Auf einmal stehe ich da. Ein Club voller Menschen. Alle hier kennen entweder ihn oder mich… oder uns beide. Den ganzen Abend über mieses Schauspiel als hätten wir nichts miteinander zu tun, würden wir uns kaum kennen. Anstrengend. Aufregend. Stehen am Rand der Masse. ER dicht hinter mir, Körperkontakt suchend. Möglichst unbemerkt von den anderen. Immerhin ist es ja noch früh und der Schein muss gewahrt werden. Never fuck the company… oder so ähnlich. Seine Hand greift heimlich nach meiner, sein Daumen streichelt über meine Finger. Allein diese kleine Berührung jagt mir einen Schauer über den Rücken. Pure Elektrizität.

Die Luft ist stickig, es riecht nach Zigarettenrauch, Schweiß und Alkohol. Wir stehen im Gang nach draußen. ER drückt mich gegen die Wand und küsst mich. Spüre sein Zungenpiercing, das ich schon fast vergessen hatte… wie konnte ich das nur vergessen? Nicht vergessen… hab nur nicht daran gedacht, bis ich es spürte, weil mein Kopf nicht funktioniert, wenn ER in der Nähe ist. Verstohlene Blicke von denen, die vorbeigehen. Man erkennt uns.
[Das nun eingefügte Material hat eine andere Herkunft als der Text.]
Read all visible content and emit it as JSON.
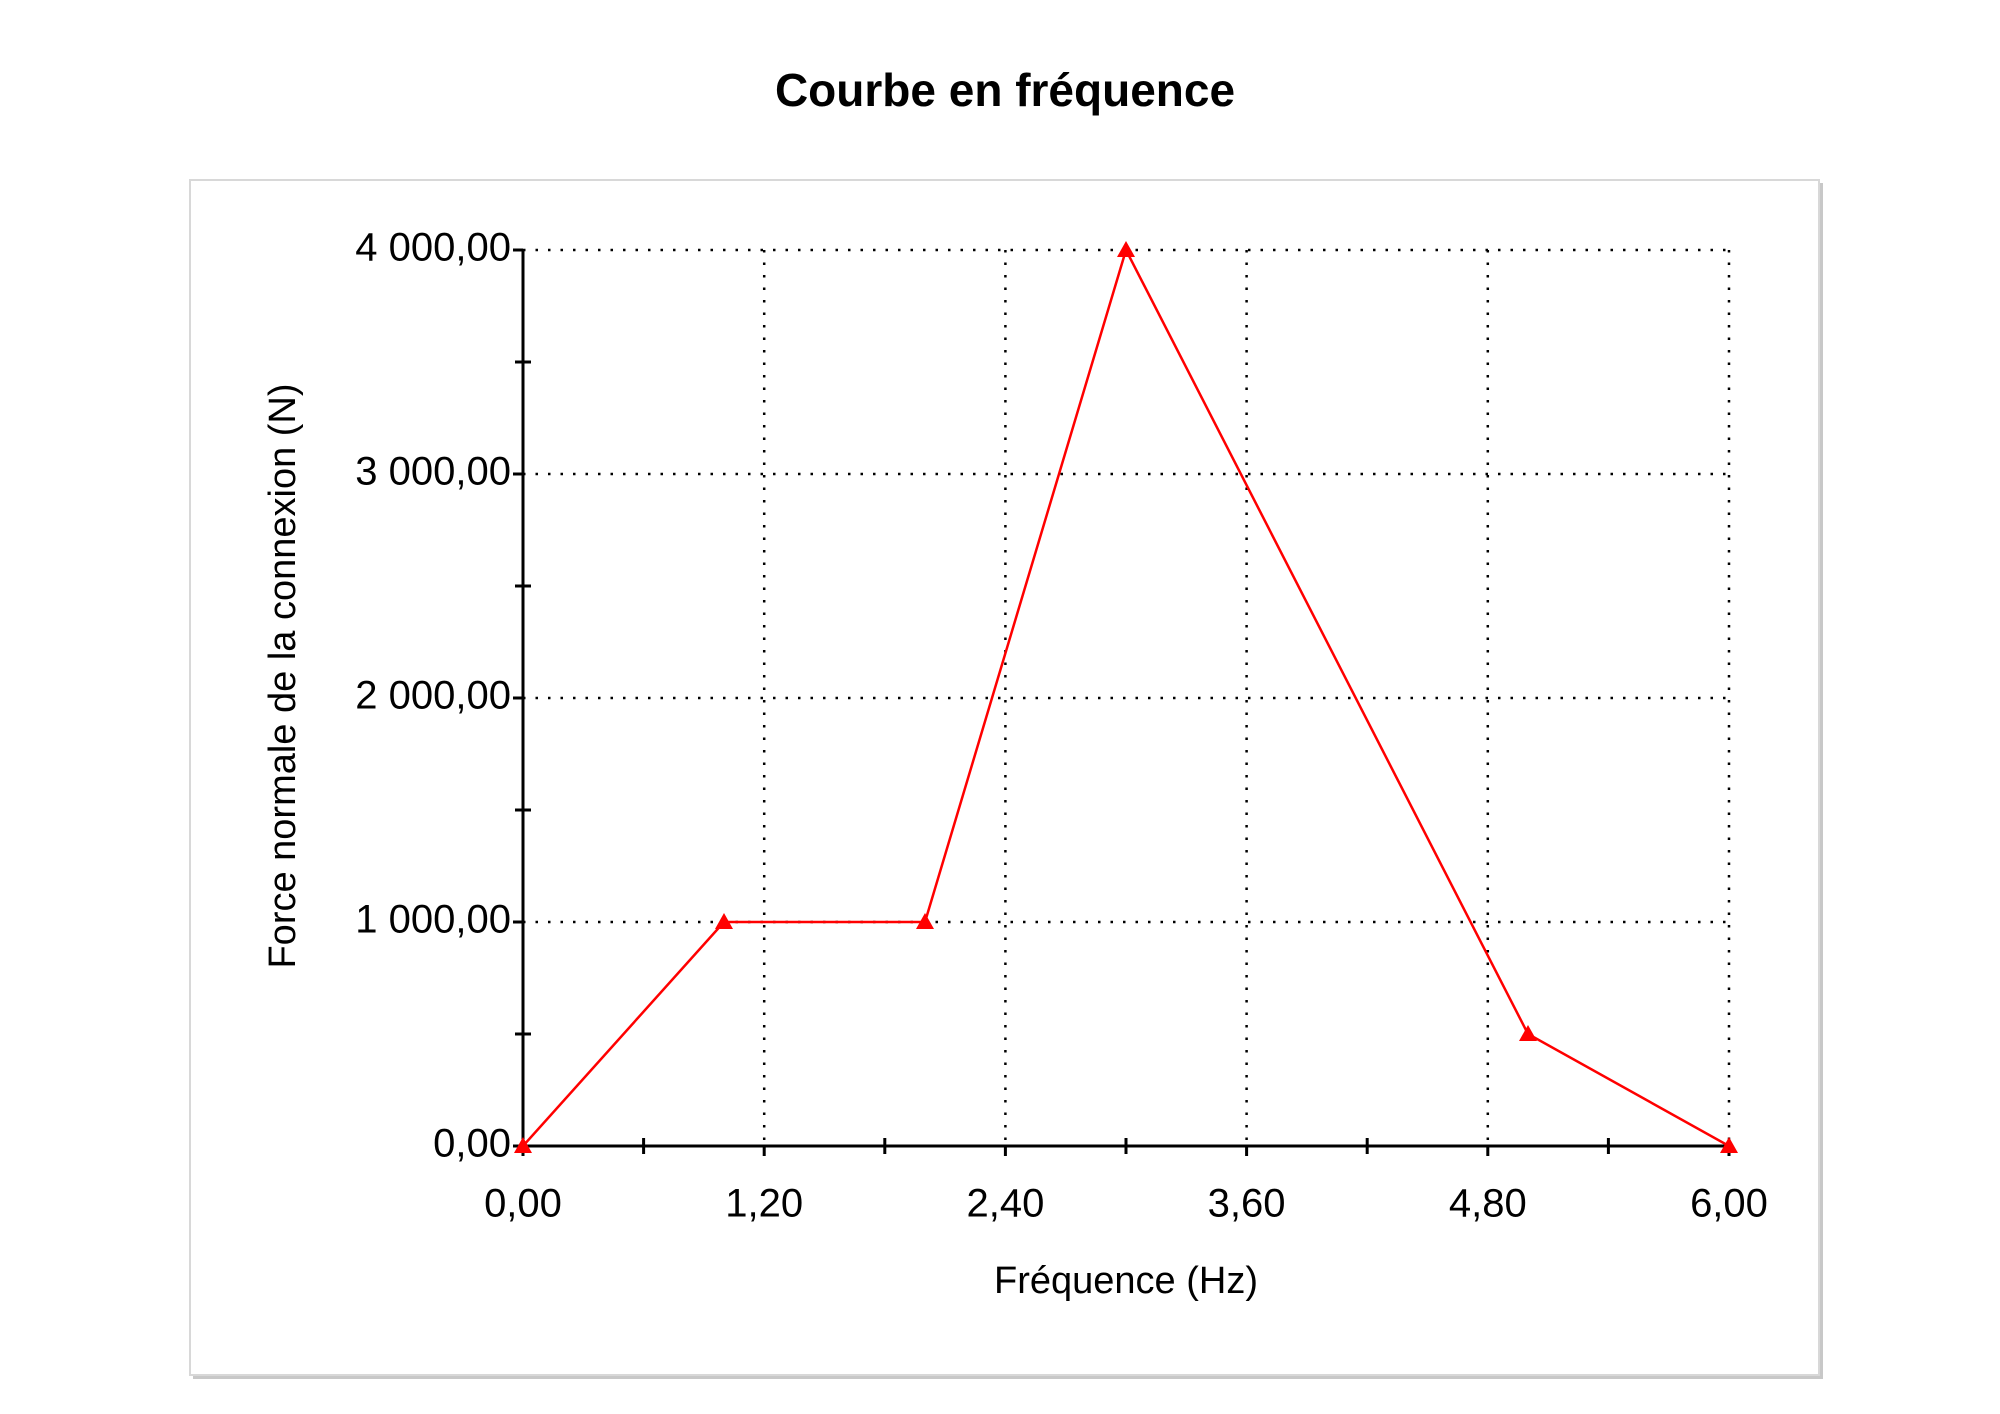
{
  "chart_data": {
    "type": "line",
    "title": "Courbe en fréquence",
    "x_label": "Fréquence (Hz)",
    "y_label": "Force normale de la connexion (N)",
    "x": [
      0,
      1,
      2,
      3,
      5,
      6
    ],
    "series": [
      {
        "color": "#ff0000",
        "marker": "triangle",
        "values": [
          0,
          1000,
          1000,
          4000,
          500,
          0
        ]
      }
    ],
    "xlim": [
      0,
      6
    ],
    "ylim": [
      0,
      4000
    ],
    "xticks": [
      {
        "value": 0,
        "label": "0,00"
      },
      {
        "value": 1.2,
        "label": "1,20"
      },
      {
        "value": 2.4,
        "label": "2,40"
      },
      {
        "value": 3.6,
        "label": "3,60"
      },
      {
        "value": 4.8,
        "label": "4,80"
      },
      {
        "value": 6,
        "label": "6,00"
      }
    ],
    "yticks": [
      {
        "value": 0,
        "label": "0,00"
      },
      {
        "value": 1000,
        "label": "1 000,00"
      },
      {
        "value": 2000,
        "label": "2 000,00"
      },
      {
        "value": 3000,
        "label": "3 000,00"
      },
      {
        "value": 4000,
        "label": "4 000,00"
      }
    ],
    "x_minor_ticks": [
      0.6,
      1.8,
      3,
      4.2,
      5.4
    ],
    "y_minor_ticks": [
      500,
      1500,
      2500,
      3500
    ],
    "grid": true
  }
}
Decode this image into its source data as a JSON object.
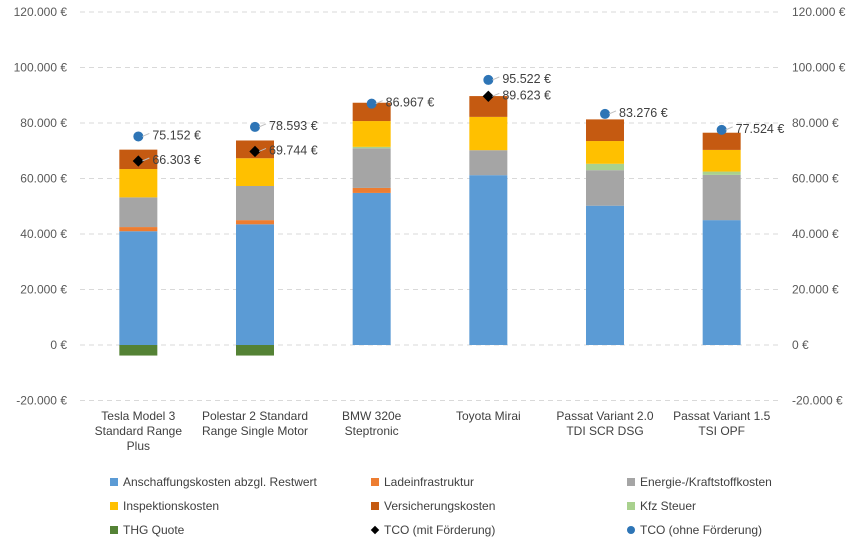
{
  "chart_data": {
    "type": "bar",
    "stacked": true,
    "title": "",
    "xlabel": "",
    "ylabel": "",
    "ylim": [
      -20000,
      120000
    ],
    "y_ticks": [
      -20000,
      0,
      20000,
      40000,
      60000,
      80000,
      100000,
      120000
    ],
    "y_tick_labels": [
      "-20.000 €",
      "0 €",
      "20.000 €",
      "40.000 €",
      "60.000 €",
      "80.000 €",
      "100.000 €",
      "120.000 €"
    ],
    "secondary_y_axis": true,
    "grid": "horizontal dashed",
    "legend_position": "bottom",
    "categories": [
      [
        "Tesla Model 3",
        "Standard Range",
        "Plus"
      ],
      [
        "Polestar 2 Standard",
        "Range Single Motor"
      ],
      [
        "BMW 320e",
        "Steptronic"
      ],
      [
        "Toyota Mirai"
      ],
      [
        "Passat Variant 2.0",
        "TDI SCR DSG"
      ],
      [
        "Passat Variant 1.5",
        "TSI OPF"
      ]
    ],
    "series": [
      {
        "name": "Anschaffungskosten abzgl. Restwert",
        "color": "#5B9BD5",
        "values": [
          41000,
          43500,
          54800,
          61200,
          50200,
          45000
        ]
      },
      {
        "name": "Ladeinfrastruktur",
        "color": "#ED7D31",
        "values": [
          1500,
          1500,
          1800,
          0,
          0,
          0
        ]
      },
      {
        "name": "Energie-/Kraftstoffkosten",
        "color": "#A5A5A5",
        "values": [
          10700,
          12300,
          14300,
          9000,
          12800,
          16300
        ]
      },
      {
        "name": "Kfz Steuer",
        "color": "#A9D18E",
        "values": [
          0,
          0,
          500,
          0,
          2300,
          1200
        ]
      },
      {
        "name": "Inspektionskosten",
        "color": "#FFC000",
        "values": [
          10200,
          10000,
          9300,
          12000,
          8200,
          7800
        ]
      },
      {
        "name": "Versicherungskosten",
        "color": "#C55A11",
        "values": [
          7000,
          6400,
          6600,
          7500,
          7800,
          6200
        ]
      },
      {
        "name": "THG Quote",
        "color": "#548235",
        "values": [
          -3800,
          -3800,
          0,
          0,
          0,
          0
        ]
      }
    ],
    "points": [
      {
        "name": "TCO (mit Förderung)",
        "marker": "diamond",
        "color": "#000000",
        "values": [
          66303,
          69744,
          null,
          89623,
          null,
          null
        ],
        "labels": [
          "66.303 €",
          "69.744 €",
          "",
          "89.623 €",
          "",
          ""
        ]
      },
      {
        "name": "TCO (ohne Förderung)",
        "marker": "circle",
        "color": "#2E75B6",
        "values": [
          75152,
          78593,
          86967,
          95522,
          83276,
          77524
        ],
        "labels": [
          "75.152 €",
          "78.593 €",
          "86.967 €",
          "95.522 €",
          "83.276 €",
          "77.524 €"
        ]
      }
    ],
    "legend": [
      [
        "Anschaffungskosten abzgl. Restwert",
        "Ladeinfrastruktur",
        "Energie-/Kraftstoffkosten"
      ],
      [
        "Inspektionskosten",
        "Versicherungskosten",
        "Kfz Steuer"
      ],
      [
        "THG Quote",
        "TCO (mit Förderung)",
        "TCO (ohne Förderung)"
      ]
    ]
  }
}
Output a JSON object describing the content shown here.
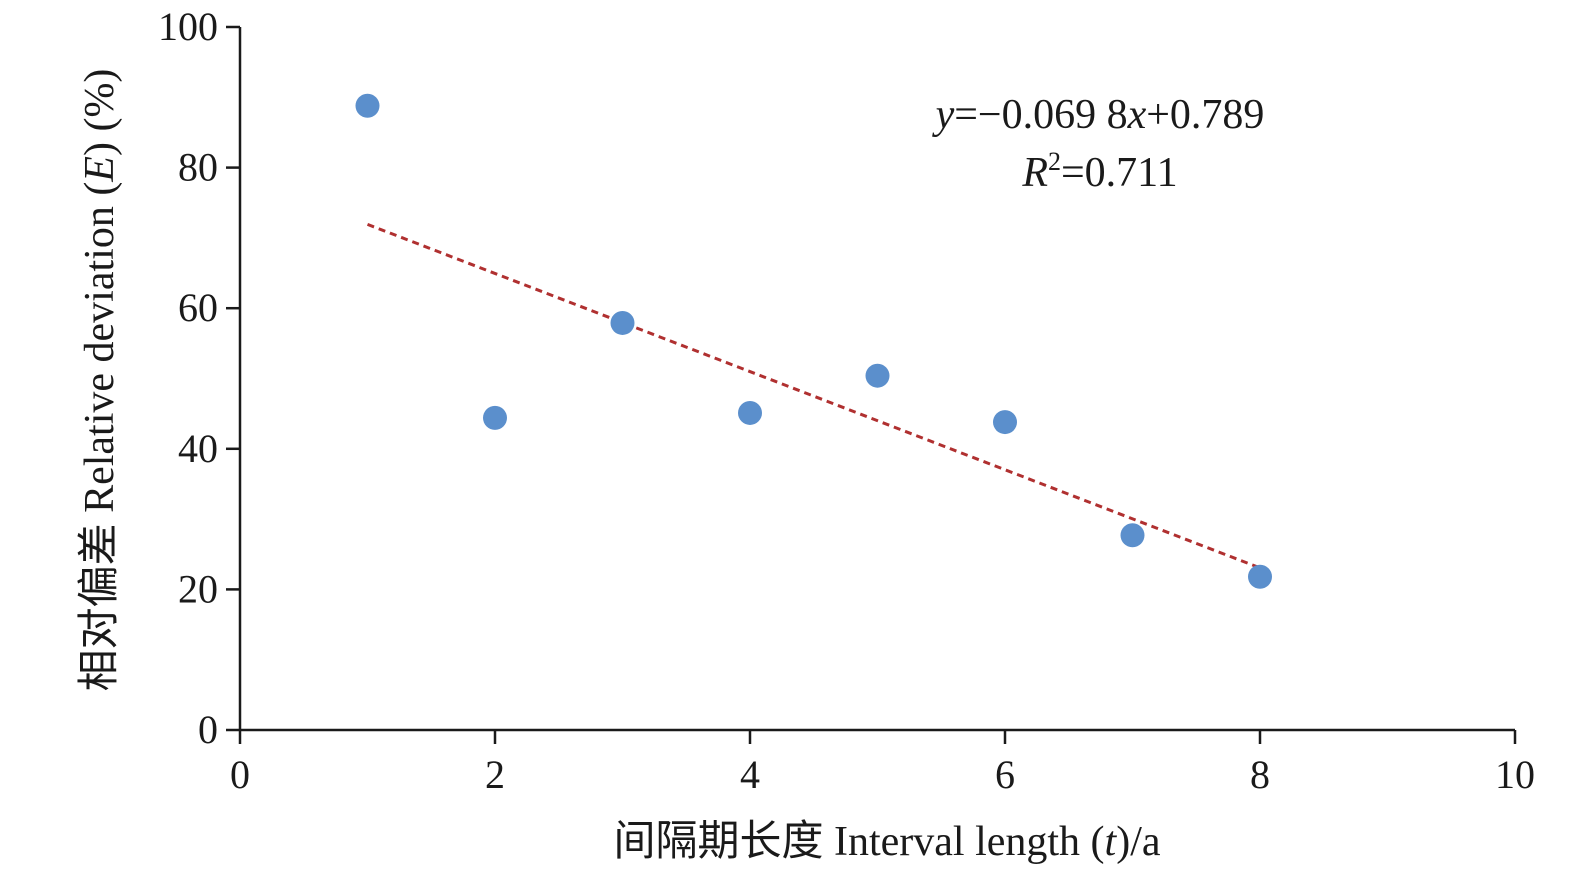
{
  "chart_data": {
    "type": "scatter",
    "title": "",
    "xlabel": "间隔期长度 Interval length (t)/a",
    "xlabel_parts": {
      "cn": "间隔期长度 Interval length (",
      "var": "t",
      "end": ")/a"
    },
    "ylabel": "相对偏差 Relative deviation (E) (%)",
    "ylabel_parts": {
      "cn": "相对偏差 Relative deviation (",
      "var": "E",
      "end": ") (%)"
    },
    "xlim": [
      0,
      10
    ],
    "ylim": [
      0,
      100
    ],
    "xticks": [
      "0",
      "2",
      "4",
      "6",
      "8",
      "10"
    ],
    "yticks": [
      "0",
      "20",
      "40",
      "60",
      "80",
      "100"
    ],
    "grid": false,
    "series": [
      {
        "name": "Relative deviation",
        "color": "#5b8fcc",
        "x": [
          1,
          2,
          3,
          4,
          5,
          6,
          7,
          8
        ],
        "y": [
          88.8,
          44.4,
          57.9,
          45.1,
          50.4,
          43.8,
          27.7,
          21.8
        ]
      }
    ],
    "trendline": {
      "type": "linear",
      "color": "#b03030",
      "style": "dashed",
      "slope": -6.98,
      "intercept": 78.9,
      "x_range": [
        1,
        8
      ]
    },
    "annotations": {
      "equation": {
        "y": "y",
        "a": "=−0.069 8",
        "x": "x",
        "b": "+0.789"
      },
      "r2": {
        "r": "R",
        "sup": "2",
        "val": "=0.711"
      }
    }
  }
}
Zwei Stunden später wurden die letzte Vernunft und die Rücksichtnahme auf gesellschaftliche Normen mit ausreichend Bier und Gin Tonic weggespült und wir stehen direkt an der Bar. Die Musik bringt meinen Körper zum Vibrieren. Wirklich die Musik? Wir tanzen, lachen, küssen uns. Jeder kann es sehen. Und es ist ihm wie mir einfach scheißegal. Den Augenblick genießen. Spaß haben. Immerhin sind wir doch jung… da darf man doch noch unvernünftig sein oder?

Kissing in fake rain © ~Thijs-doet-wijs

Kissing in fake rain © ~Thijs-doet-wijs

Ein letzter Tanz – nicht als Partner und doch irgendwie gemeinsam – , dann geht das Licht an. Wie spät es ist, weiß ich inzwischen schon nicht mehr. Hektisches Wuseln, alle holen ihre Jacken. Der letzte Rest der bierseeligen Gesellschaft strömt nach draußen, wartet auf Taxis. Es ist kalt und ER wärmt mich. Der Kopf wird ein wenig vom Alkoholnebel befreit. Fühl mich so wohl, obwohl uns jeder sieht. Oder gerade weil uns jeder sieht?

Der erste Abend in der Öffentlichkeit. Es hätte ihm unangenehm sein können – war es nicht. Er hätte mit X anderen Mädels die Nacht verbringen können – hat er nicht. In dieser Nacht war er mein. Und jeder konnte es sehen.